National Minority Donor Awareness Week is a nationwide observance to honor the generosity of multicultural donors and their families, while also emphasizing the critical need for people from diverse communities to register their decision to donate life as organ, eye and tissue donors.
- Minorities make up 36 percent of the U.S. population and comprise 57 percent of individuals currently on the U.S. transplant waiting list.
- African-Americans are four times more likely than Caucasians to be on dialysis because of kidney failure, which must often be treated by kidney transplantation.
- Diabetes, a leading cause of kidney failure in the U.S., is estimated to be four to six times more common in Latinos/Hispanic-Americans.

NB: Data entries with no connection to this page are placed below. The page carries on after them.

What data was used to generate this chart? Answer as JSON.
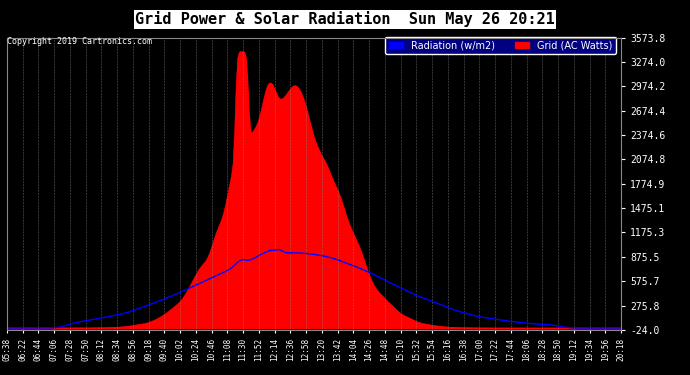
{
  "title": "Grid Power & Solar Radiation  Sun May 26 20:21",
  "copyright": "Copyright 2019 Cartronics.com",
  "legend_items": [
    "Radiation (w/m2)",
    "Grid (AC Watts)"
  ],
  "legend_colors": [
    "#0000ff",
    "#ff0000"
  ],
  "bg_color": "#000000",
  "plot_bg_color": "#000000",
  "grid_color": "#ffffff",
  "yticks": [
    3573.8,
    3274.0,
    2974.2,
    2674.4,
    2374.6,
    2074.8,
    1774.9,
    1475.1,
    1175.3,
    875.5,
    575.7,
    275.8,
    -24.0
  ],
  "ymin": -24.0,
  "ymax": 3573.8,
  "x_labels": [
    "05:38",
    "06:22",
    "06:44",
    "07:06",
    "07:28",
    "07:50",
    "08:12",
    "08:34",
    "08:56",
    "09:18",
    "09:40",
    "10:02",
    "10:24",
    "10:46",
    "11:08",
    "11:30",
    "11:52",
    "12:14",
    "12:36",
    "12:58",
    "13:20",
    "13:42",
    "14:04",
    "14:26",
    "14:48",
    "15:10",
    "15:32",
    "15:54",
    "16:16",
    "16:38",
    "17:00",
    "17:22",
    "17:44",
    "18:06",
    "18:28",
    "18:50",
    "19:12",
    "19:34",
    "19:56",
    "20:18"
  ],
  "title_color": "#000000",
  "title_bg": "#ffffff",
  "red_color": "#ff0000",
  "blue_color": "#0000ff"
}
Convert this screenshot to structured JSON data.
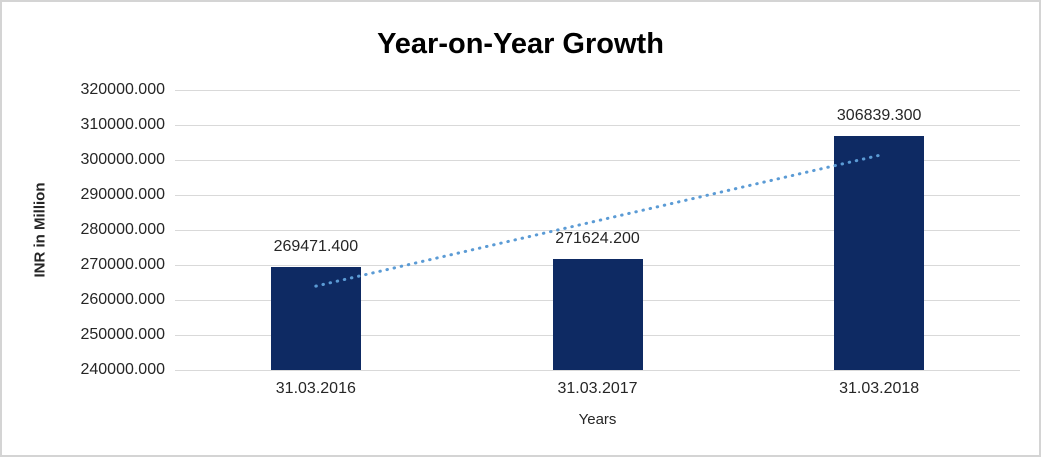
{
  "chart_data": {
    "type": "bar",
    "title": "Year-on-Year Growth",
    "categories": [
      "31.03.2016",
      "31.03.2017",
      "31.03.2018"
    ],
    "values": [
      269471.4,
      271624.2,
      306839.3
    ],
    "value_labels": [
      "269471.400",
      "271624.200",
      "306839.300"
    ],
    "xlabel": "Years",
    "ylabel": "INR in Million",
    "ylim": [
      240000,
      320000
    ],
    "ytick_step": 10000,
    "ytick_labels": [
      "320000.000",
      "310000.000",
      "300000.000",
      "290000.000",
      "280000.000",
      "270000.000",
      "260000.000",
      "250000.000",
      "240000.000"
    ],
    "grid": true,
    "legend": "none",
    "trendline": {
      "type": "linear",
      "style": "dotted"
    },
    "colors": {
      "bar": "#0e2a63",
      "trendline": "#5b9bd5",
      "gridline": "#d9d9d9",
      "text": "#262626",
      "title": "#000000",
      "border": "#d4d4d4",
      "background": "#ffffff"
    }
  }
}
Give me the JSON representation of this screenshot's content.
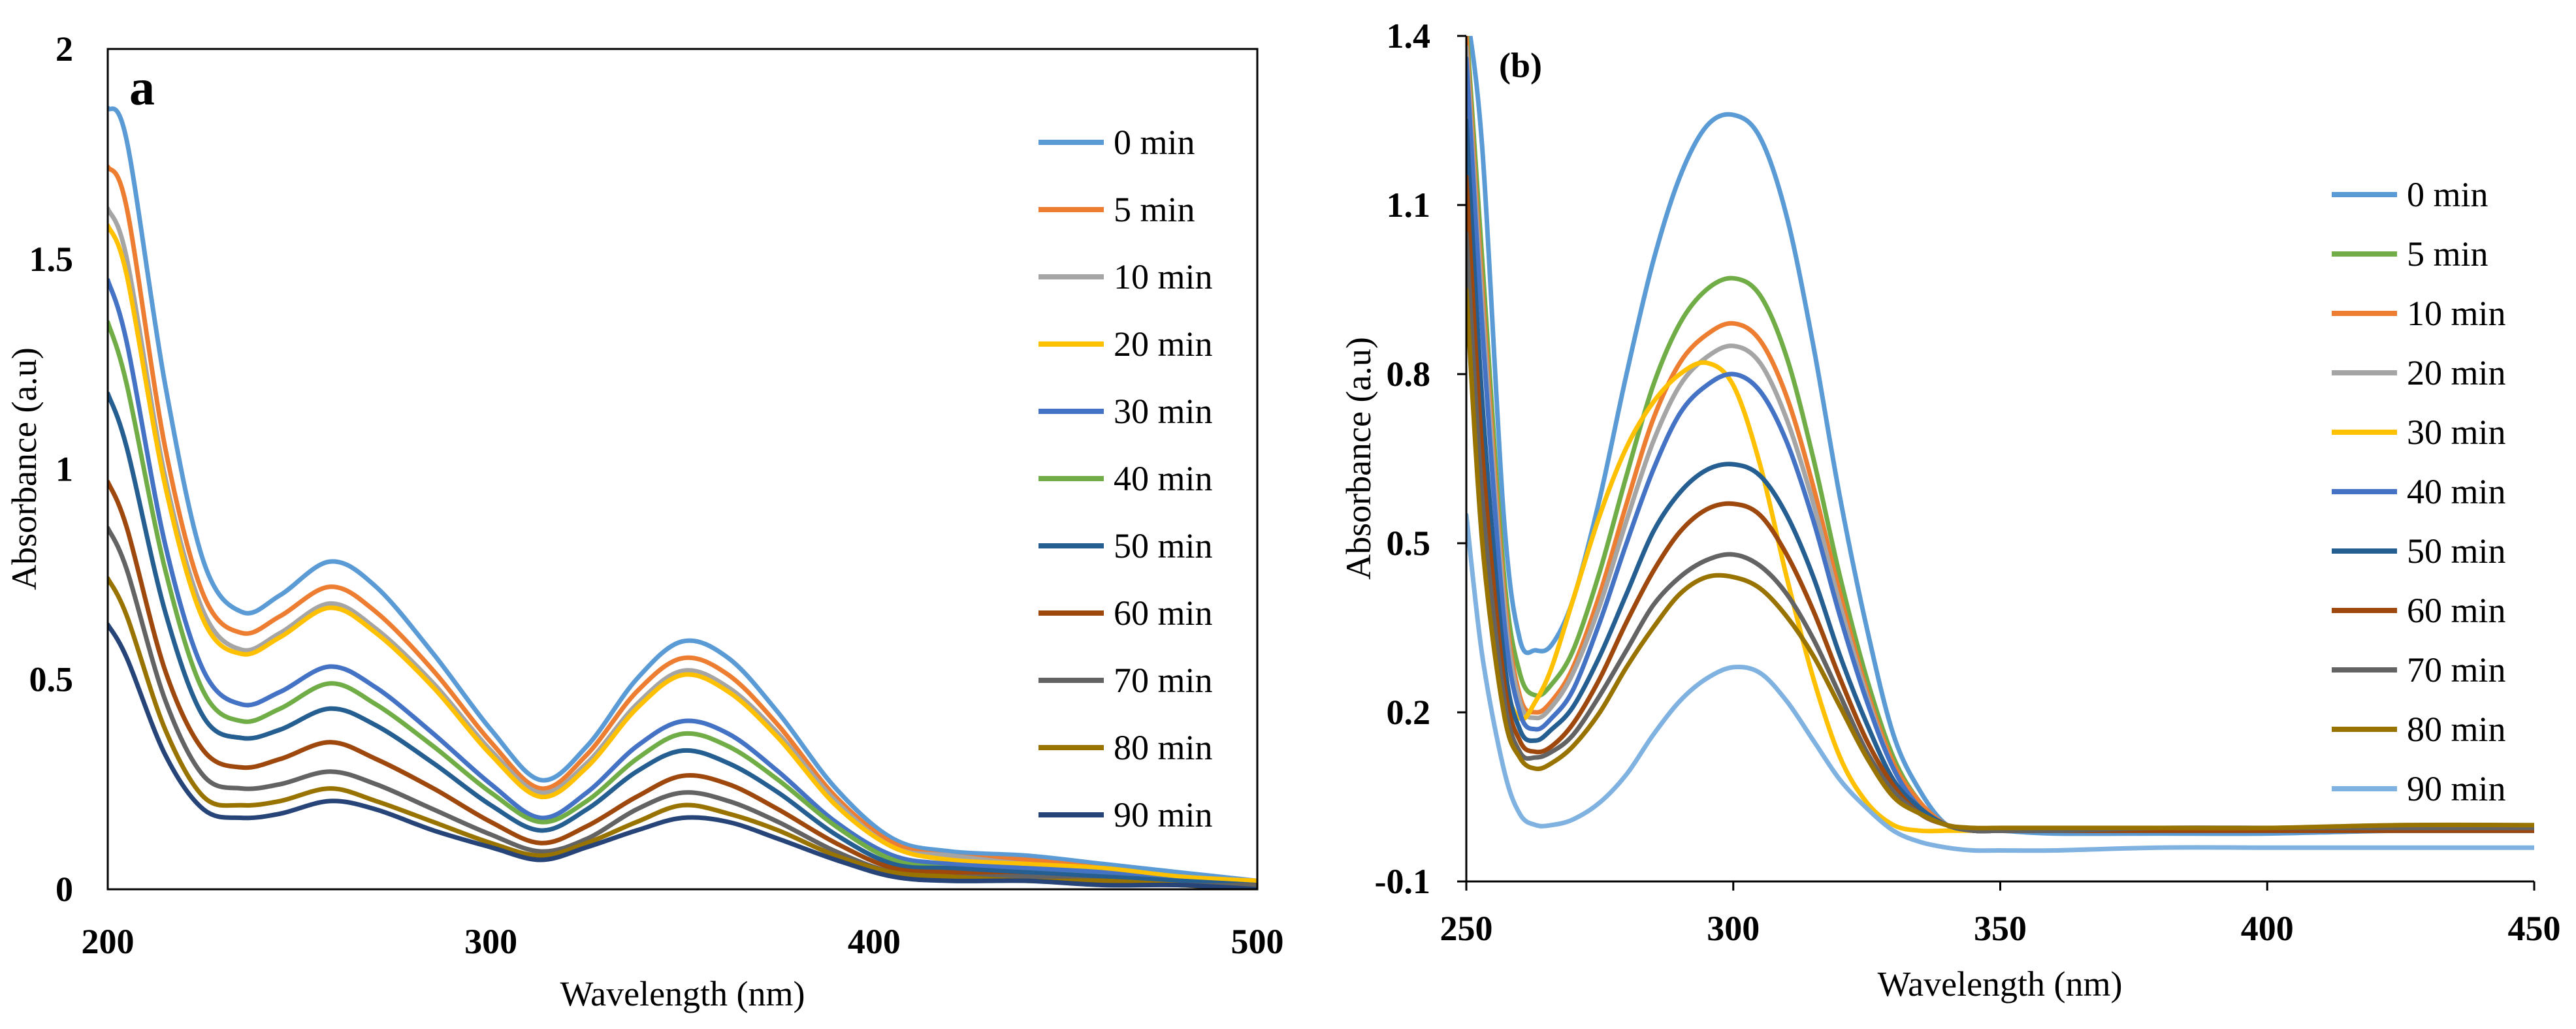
{
  "chart_data": [
    {
      "type": "line",
      "panel_label": "a",
      "title": "",
      "xlabel": "Wavelength (nm)",
      "ylabel": "Absorbance (a.u)",
      "xlim": [
        200,
        500
      ],
      "ylim": [
        0,
        2
      ],
      "x_ticks": [
        {
          "value": 200,
          "label": "200"
        },
        {
          "value": 300,
          "label": "300"
        },
        {
          "value": 400,
          "label": "400"
        },
        {
          "value": 500,
          "label": "500"
        }
      ],
      "y_ticks": [
        {
          "value": 0,
          "label": "0"
        },
        {
          "value": 0.5,
          "label": "0.5"
        },
        {
          "value": 1,
          "label": "1"
        },
        {
          "value": 1.5,
          "label": "1.5"
        },
        {
          "value": 2,
          "label": "2"
        }
      ],
      "legend_position": "right",
      "grid": false,
      "x": [
        200,
        205,
        215,
        225,
        235,
        245,
        258,
        270,
        285,
        300,
        313,
        325,
        338,
        350,
        362,
        375,
        390,
        405,
        420,
        440,
        460,
        480,
        500
      ],
      "series": [
        {
          "name": "0 min",
          "color": "#5B9BD5",
          "values": [
            1.86,
            1.78,
            1.2,
            0.78,
            0.66,
            0.7,
            0.78,
            0.72,
            0.56,
            0.38,
            0.26,
            0.34,
            0.5,
            0.59,
            0.55,
            0.42,
            0.24,
            0.12,
            0.09,
            0.08,
            0.06,
            0.04,
            0.02
          ]
        },
        {
          "name": "5 min",
          "color": "#ED7D31",
          "values": [
            1.72,
            1.62,
            1.05,
            0.7,
            0.61,
            0.65,
            0.72,
            0.66,
            0.52,
            0.35,
            0.24,
            0.32,
            0.47,
            0.55,
            0.51,
            0.39,
            0.22,
            0.11,
            0.08,
            0.07,
            0.05,
            0.03,
            0.02
          ]
        },
        {
          "name": "10 min",
          "color": "#A5A5A5",
          "values": [
            1.62,
            1.5,
            0.98,
            0.66,
            0.57,
            0.61,
            0.68,
            0.62,
            0.49,
            0.33,
            0.23,
            0.3,
            0.44,
            0.52,
            0.48,
            0.37,
            0.21,
            0.1,
            0.08,
            0.06,
            0.05,
            0.03,
            0.02
          ]
        },
        {
          "name": "20 min",
          "color": "#FFC000",
          "values": [
            1.58,
            1.46,
            0.96,
            0.64,
            0.56,
            0.6,
            0.67,
            0.61,
            0.48,
            0.32,
            0.22,
            0.29,
            0.43,
            0.51,
            0.47,
            0.36,
            0.2,
            0.1,
            0.07,
            0.06,
            0.05,
            0.03,
            0.02
          ]
        },
        {
          "name": "30 min",
          "color": "#4472C4",
          "values": [
            1.45,
            1.3,
            0.82,
            0.52,
            0.44,
            0.47,
            0.53,
            0.48,
            0.37,
            0.25,
            0.17,
            0.23,
            0.34,
            0.4,
            0.37,
            0.28,
            0.16,
            0.08,
            0.06,
            0.05,
            0.04,
            0.02,
            0.01
          ]
        },
        {
          "name": "40 min",
          "color": "#70AD47",
          "values": [
            1.35,
            1.2,
            0.76,
            0.47,
            0.4,
            0.43,
            0.49,
            0.44,
            0.34,
            0.23,
            0.16,
            0.21,
            0.31,
            0.37,
            0.34,
            0.26,
            0.15,
            0.07,
            0.05,
            0.04,
            0.03,
            0.02,
            0.01
          ]
        },
        {
          "name": "50 min",
          "color": "#255E91",
          "values": [
            1.18,
            1.05,
            0.66,
            0.41,
            0.36,
            0.38,
            0.43,
            0.39,
            0.3,
            0.2,
            0.14,
            0.19,
            0.28,
            0.33,
            0.3,
            0.23,
            0.13,
            0.06,
            0.05,
            0.04,
            0.03,
            0.02,
            0.01
          ]
        },
        {
          "name": "60 min",
          "color": "#9E480E",
          "values": [
            0.97,
            0.86,
            0.52,
            0.33,
            0.29,
            0.31,
            0.35,
            0.31,
            0.24,
            0.16,
            0.11,
            0.15,
            0.22,
            0.27,
            0.25,
            0.19,
            0.11,
            0.05,
            0.04,
            0.03,
            0.02,
            0.01,
            0.01
          ]
        },
        {
          "name": "70 min",
          "color": "#636363",
          "values": [
            0.86,
            0.76,
            0.45,
            0.27,
            0.24,
            0.25,
            0.28,
            0.25,
            0.19,
            0.13,
            0.09,
            0.12,
            0.19,
            0.23,
            0.21,
            0.16,
            0.09,
            0.04,
            0.03,
            0.03,
            0.02,
            0.01,
            0.01
          ]
        },
        {
          "name": "80 min",
          "color": "#997300",
          "values": [
            0.74,
            0.65,
            0.38,
            0.22,
            0.2,
            0.21,
            0.24,
            0.21,
            0.16,
            0.11,
            0.08,
            0.11,
            0.16,
            0.2,
            0.18,
            0.14,
            0.08,
            0.04,
            0.03,
            0.02,
            0.02,
            0.01,
            0.0
          ]
        },
        {
          "name": "90 min",
          "color": "#264478",
          "values": [
            0.63,
            0.55,
            0.32,
            0.19,
            0.17,
            0.18,
            0.21,
            0.19,
            0.14,
            0.1,
            0.07,
            0.1,
            0.14,
            0.17,
            0.16,
            0.12,
            0.07,
            0.03,
            0.02,
            0.02,
            0.01,
            0.01,
            0.0
          ]
        }
      ]
    },
    {
      "type": "line",
      "panel_label": "(b)",
      "title": "",
      "xlabel": "Wavelength (nm)",
      "ylabel": "Absorbance (a.u)",
      "xlim": [
        250,
        450
      ],
      "ylim": [
        -0.1,
        1.4
      ],
      "x_ticks": [
        {
          "value": 250,
          "label": "250"
        },
        {
          "value": 300,
          "label": "300"
        },
        {
          "value": 350,
          "label": "350"
        },
        {
          "value": 400,
          "label": "400"
        },
        {
          "value": 450,
          "label": "450"
        }
      ],
      "y_ticks": [
        {
          "value": -0.1,
          "label": "-0.1"
        },
        {
          "value": 0.2,
          "label": "0.2"
        },
        {
          "value": 0.5,
          "label": "0.5"
        },
        {
          "value": 0.8,
          "label": "0.8"
        },
        {
          "value": 1.1,
          "label": "1.1"
        },
        {
          "value": 1.4,
          "label": "1.4"
        }
      ],
      "legend_position": "right",
      "grid": false,
      "x": [
        250,
        253,
        257,
        260,
        263,
        266,
        270,
        275,
        280,
        285,
        290,
        295,
        300,
        305,
        310,
        315,
        320,
        325,
        330,
        335,
        340,
        345,
        350,
        360,
        380,
        400,
        425,
        450
      ],
      "series": [
        {
          "name": "0 min",
          "color": "#5B9BD5",
          "values": [
            1.45,
            1.2,
            0.55,
            0.33,
            0.31,
            0.32,
            0.4,
            0.58,
            0.8,
            1.0,
            1.15,
            1.24,
            1.26,
            1.22,
            1.08,
            0.85,
            0.58,
            0.35,
            0.16,
            0.06,
            0.0,
            -0.01,
            -0.01,
            -0.015,
            -0.015,
            -0.015,
            -0.01,
            -0.01
          ]
        },
        {
          "name": "5 min",
          "color": "#70AD47",
          "values": [
            1.42,
            1.0,
            0.45,
            0.27,
            0.23,
            0.25,
            0.31,
            0.45,
            0.62,
            0.78,
            0.89,
            0.95,
            0.97,
            0.94,
            0.83,
            0.65,
            0.44,
            0.26,
            0.12,
            0.04,
            0.0,
            -0.01,
            -0.01,
            -0.01,
            -0.01,
            -0.01,
            -0.01,
            -0.01
          ]
        },
        {
          "name": "10 min",
          "color": "#ED7D31",
          "values": [
            1.4,
            0.95,
            0.42,
            0.23,
            0.2,
            0.22,
            0.28,
            0.41,
            0.57,
            0.72,
            0.82,
            0.87,
            0.89,
            0.86,
            0.76,
            0.6,
            0.41,
            0.24,
            0.11,
            0.04,
            0.0,
            -0.01,
            -0.01,
            -0.01,
            -0.01,
            -0.01,
            -0.01,
            -0.01
          ]
        },
        {
          "name": "20 min",
          "color": "#A5A5A5",
          "values": [
            1.38,
            0.92,
            0.4,
            0.22,
            0.19,
            0.21,
            0.27,
            0.39,
            0.54,
            0.68,
            0.78,
            0.83,
            0.85,
            0.82,
            0.72,
            0.57,
            0.39,
            0.23,
            0.1,
            0.03,
            0.0,
            -0.01,
            -0.01,
            -0.01,
            -0.01,
            -0.01,
            -0.01,
            -0.01
          ]
        },
        {
          "name": "30 min",
          "color": "#FFC000",
          "values": [
            1.3,
            0.65,
            0.28,
            0.19,
            0.22,
            0.28,
            0.4,
            0.55,
            0.67,
            0.75,
            0.8,
            0.82,
            0.78,
            0.64,
            0.44,
            0.26,
            0.12,
            0.04,
            0.0,
            -0.01,
            -0.01,
            -0.01,
            -0.01,
            -0.01,
            -0.01,
            -0.01,
            -0.01,
            -0.01
          ]
        },
        {
          "name": "40 min",
          "color": "#4472C4",
          "values": [
            1.36,
            0.88,
            0.37,
            0.2,
            0.17,
            0.19,
            0.24,
            0.36,
            0.5,
            0.63,
            0.73,
            0.78,
            0.8,
            0.77,
            0.68,
            0.54,
            0.37,
            0.22,
            0.1,
            0.03,
            0.0,
            -0.01,
            -0.01,
            -0.01,
            -0.01,
            -0.01,
            -0.01,
            -0.01
          ]
        },
        {
          "name": "50 min",
          "color": "#255E91",
          "values": [
            1.25,
            0.75,
            0.3,
            0.17,
            0.15,
            0.17,
            0.21,
            0.3,
            0.41,
            0.52,
            0.59,
            0.63,
            0.64,
            0.62,
            0.55,
            0.44,
            0.3,
            0.18,
            0.08,
            0.03,
            0.0,
            -0.01,
            -0.01,
            -0.01,
            -0.01,
            -0.01,
            -0.01,
            -0.01
          ]
        },
        {
          "name": "60 min",
          "color": "#9E480E",
          "values": [
            1.15,
            0.66,
            0.26,
            0.15,
            0.13,
            0.14,
            0.18,
            0.26,
            0.36,
            0.45,
            0.52,
            0.56,
            0.57,
            0.55,
            0.48,
            0.38,
            0.26,
            0.15,
            0.07,
            0.02,
            0.0,
            -0.01,
            -0.01,
            -0.01,
            -0.01,
            -0.01,
            -0.01,
            -0.01
          ]
        },
        {
          "name": "70 min",
          "color": "#636363",
          "values": [
            1.05,
            0.58,
            0.23,
            0.13,
            0.12,
            0.13,
            0.16,
            0.23,
            0.31,
            0.39,
            0.44,
            0.47,
            0.48,
            0.46,
            0.41,
            0.33,
            0.23,
            0.13,
            0.06,
            0.02,
            0.0,
            -0.01,
            -0.01,
            -0.01,
            -0.005,
            -0.005,
            -0.005,
            -0.005
          ]
        },
        {
          "name": "80 min",
          "color": "#997300",
          "values": [
            0.95,
            0.5,
            0.2,
            0.12,
            0.1,
            0.11,
            0.14,
            0.2,
            0.28,
            0.35,
            0.41,
            0.44,
            0.44,
            0.42,
            0.37,
            0.3,
            0.21,
            0.12,
            0.05,
            0.02,
            0.0,
            -0.005,
            -0.005,
            -0.005,
            -0.005,
            -0.005,
            0.0,
            0.0
          ]
        },
        {
          "name": "90 min",
          "color": "#7FB2E0",
          "values": [
            0.55,
            0.3,
            0.1,
            0.02,
            0.0,
            0.0,
            0.01,
            0.04,
            0.09,
            0.16,
            0.22,
            0.26,
            0.28,
            0.27,
            0.22,
            0.15,
            0.08,
            0.03,
            -0.01,
            -0.03,
            -0.04,
            -0.045,
            -0.045,
            -0.045,
            -0.04,
            -0.04,
            -0.04,
            -0.04
          ]
        }
      ]
    }
  ]
}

- 18 percent of all patients awaiting organ transplants in the U.S. are of Latino heritage.
In North Carolina:
- African-Americans make up 21.4 percent of North Carolina’s overall population, but represent nearly 51 percent of North Carolinians waiting for an organ transplant.
- Of the more than 1,600 African-Americans waiting for transplants in North Carolina, 95 percent are waiting for a kidney transplant.
- The majority of Latino patients are waiting for kidney transplants. Here in North Carolina, 85 percent of Latinos waiting need a kidney transplant.
Did you know?
- Anyone can be a potential donor, regardless of age or medical history. A single donor can save or heal the lives of more than 50 people.
- Every major religion in the United States supports organ, eye and tissue donation as one of the highest expressions of compassion and generosity.
- There is no cost to the donor’s family or estate.
- An open casket funeral is possible for organ, eye and tissue donors.